= Madeleine Biardeau =

French Indologist

Madeleine Biardeau (16 May 1922 Niort - 1 February 2010 Cherveux) was an Indologist from France.

== Early life ==

Madeleine Biardeau was born into a middle-class family of small entrepreneurs. She was educated at the Ecole normale supérieure in Sèvres, where she studied philosophy. Here, she was attracted to the Eastern spirituality and started learning Sanskrit in order to study Hindu philosophy.

== Indology ==

Curious about India, Biardeau joined the University of Travancore for two years in the 1950s, and studied Sanskrit texts with pandits. She visited India almost every year until the 1990s, and worked closely with pandits at the Deccan College (Pune) and the French Institute of Pondicherry. She visited places of worship in towns and villages, surveying people from different castes and collecting information about the various cults and rituals. Meanwhile, she also taught at the École pratique des hautes études.

She studied the philosophy contained in the Puranas and the Advaita Vedanta in detail. She translated the works of Mandana Misra, Vacaspati Misra, and Bhartṛhari into French. She wrote her doctoral dissertation on The Theory of Knowledge and the Philosophy of Speech in Classical Brahmanism in 1964 (in French)

The Hindu epics constituted a main area of Biardeau's scholarship. She translated the Ramayana of Valmiki into French (1991), in collaboration with two other scholars: Marie-Claude Porcher and Philippe Benoit. Her last major work comprised the two edited volumes of the Mahabharata published in 2002.

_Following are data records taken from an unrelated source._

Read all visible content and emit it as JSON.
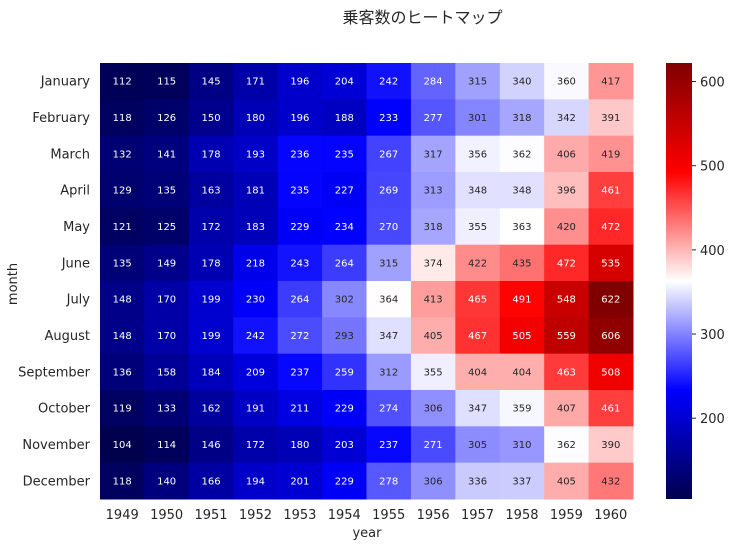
{
  "chart_data": {
    "type": "heatmap",
    "title": "乗客数のヒートマップ",
    "xlabel": "year",
    "ylabel": "month",
    "x_categories": [
      "1949",
      "1950",
      "1951",
      "1952",
      "1953",
      "1954",
      "1955",
      "1956",
      "1957",
      "1958",
      "1959",
      "1960"
    ],
    "y_categories": [
      "January",
      "February",
      "March",
      "April",
      "May",
      "June",
      "July",
      "August",
      "September",
      "October",
      "November",
      "December"
    ],
    "values": [
      [
        112,
        115,
        145,
        171,
        196,
        204,
        242,
        284,
        315,
        340,
        360,
        417
      ],
      [
        118,
        126,
        150,
        180,
        196,
        188,
        233,
        277,
        301,
        318,
        342,
        391
      ],
      [
        132,
        141,
        178,
        193,
        236,
        235,
        267,
        317,
        356,
        362,
        406,
        419
      ],
      [
        129,
        135,
        163,
        181,
        235,
        227,
        269,
        313,
        348,
        348,
        396,
        461
      ],
      [
        121,
        125,
        172,
        183,
        229,
        234,
        270,
        318,
        355,
        363,
        420,
        472
      ],
      [
        135,
        149,
        178,
        218,
        243,
        264,
        315,
        374,
        422,
        435,
        472,
        535
      ],
      [
        148,
        170,
        199,
        230,
        264,
        302,
        364,
        413,
        465,
        491,
        548,
        622
      ],
      [
        148,
        170,
        199,
        242,
        272,
        293,
        347,
        405,
        467,
        505,
        559,
        606
      ],
      [
        136,
        158,
        184,
        209,
        237,
        259,
        312,
        355,
        404,
        404,
        463,
        508
      ],
      [
        119,
        133,
        162,
        191,
        211,
        229,
        274,
        306,
        347,
        359,
        407,
        461
      ],
      [
        104,
        114,
        146,
        172,
        180,
        203,
        237,
        271,
        305,
        310,
        362,
        390
      ],
      [
        118,
        140,
        166,
        194,
        201,
        229,
        278,
        306,
        336,
        337,
        405,
        432
      ]
    ],
    "colormap": "seismic",
    "vmin": 104,
    "vmax": 622,
    "colorbar_ticks": [
      200,
      300,
      400,
      500,
      600
    ],
    "annotated": true
  }
}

Biardeau retired to Cherveux in 2008, and died there in 2010.

== Bibliography ==

- Histoires de poteaux : Variations védiques autour de la Déesse hindoue, École Française d'Extrême Orient, 2005.
  - Stories about Posts: Vedic Variations around the Hindu Goddess (1994). ISBN 978-0-226-04595-5. Translated by Alf Hiltebeitel.
- L'hindouisme, anthropologie d'une civilisation, Flammarion, 1995.
  - Hinduism: The Anthropology of a Civilization (1994). ISBN 978-0-19-563389-4. Translated by Richard Nice.
- Le Mahabharata, Le Seuil, 2002. A two-edition French translation of the Mahabharata.